How would you explain that this part of Italy hasn’t been overrun by tourists yet?
It’s quite simple: unlike any other regions (take Puglia, Sicily, Campania, just to name a few in Southern Italy) Calabria doesn’t have a good marketing strategy: its natural treasures and tourist attractions aren’t valued enough and local admins have quite a sluggish attitude when it comes to providing an adequate experience to travellers and tourists.
If you had to point out one or 2 characteristics of this region, what would those be? What is different here?
Calabria can be rough and wild, sometimes – a place of primordial beauty and deep contradictions. Life here is still very slow, especially in the little decadent villages that still retain a kind of charm and authenticity that no longer exist elsewhere. All in all I would say, beautiful and contradictory.
What would a perfect day here look like for you, from morning til night?
It’d begin with my favourite ritual: breakfast with cappuccino and croissant at one of the quaint bars scattered throughout my little town, Oppido, or the surrounding area. Then, off to the mountain for a refreshing walk in nature before enjoying a traditional lunch involving pasta and green beans (a typical dish we call ‘fagiolini’) deep-fried courgette flowers, fresh bread with nduja and a taste of deliesi – a super delicious dessert with vanilla sponge and cream. After this super ‘light’ meal, it’s time for another stroll – at the beach, perhaps. Where to? Tropea? Scilla? Chianalea? Bagnara? Ah, decisions decisions! At night, dinner alfresco by the sea (rigorously fish) and then a catch-up with friends over a good gelato. It’s basically just about enjoying those simple things you’ll never find in a place like London.
And let’s not forget food! The is Italy after all. Any regional specialities people should try when going there?

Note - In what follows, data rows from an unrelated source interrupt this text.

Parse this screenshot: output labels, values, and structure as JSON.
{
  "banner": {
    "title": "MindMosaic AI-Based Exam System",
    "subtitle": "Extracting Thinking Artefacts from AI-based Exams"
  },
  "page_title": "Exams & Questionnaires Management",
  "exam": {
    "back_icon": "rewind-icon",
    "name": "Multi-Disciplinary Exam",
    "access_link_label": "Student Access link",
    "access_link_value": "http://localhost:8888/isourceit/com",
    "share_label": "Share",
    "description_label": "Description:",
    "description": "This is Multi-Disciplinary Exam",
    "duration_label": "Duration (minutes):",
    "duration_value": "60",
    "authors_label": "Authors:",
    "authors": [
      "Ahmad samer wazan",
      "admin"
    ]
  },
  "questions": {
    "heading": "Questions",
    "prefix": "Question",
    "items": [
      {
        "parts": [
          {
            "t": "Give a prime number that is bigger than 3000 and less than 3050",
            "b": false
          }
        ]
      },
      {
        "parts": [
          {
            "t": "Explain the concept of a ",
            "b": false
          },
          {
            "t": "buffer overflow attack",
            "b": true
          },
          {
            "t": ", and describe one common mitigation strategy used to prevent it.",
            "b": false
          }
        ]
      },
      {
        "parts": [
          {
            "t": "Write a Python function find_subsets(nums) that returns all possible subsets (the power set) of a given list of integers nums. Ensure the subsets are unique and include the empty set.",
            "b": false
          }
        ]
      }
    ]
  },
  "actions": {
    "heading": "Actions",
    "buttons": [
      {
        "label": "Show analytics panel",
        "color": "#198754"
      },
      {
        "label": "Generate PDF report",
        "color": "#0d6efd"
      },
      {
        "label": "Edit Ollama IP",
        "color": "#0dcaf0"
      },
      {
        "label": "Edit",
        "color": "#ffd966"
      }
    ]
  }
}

Where to begin? Calabria is such a huge region and each province has its own specialties. The common thing, however, is that Calabrian dishes are quite simple and ‘poor’, as they all come from a peasant cookery tradition. Anyway, I would recommend: nduja, a very spicy spread you can enjoy with bread, pasta, pizza, eggs, almost anything basically (well, not desserts, for example); pasta and green beans (fagiolini), a very poor yet extremely tasty dish; pitta, a two layered pizza filled with tomato, mozzarella, red pepper, anchovy, endive and black olives; tartufo di pizzo, a chocolate and hazelnut-flavoured gelato filled with melted chocolate, deliesi, a dessert made of two layers of vanilla sponge filled with white custard cream; and then, pignolata, torrone, soppressata, caciocavallo, dried cod, figs, licorice, olive oil and red wine galore (Cirò rosso, for example).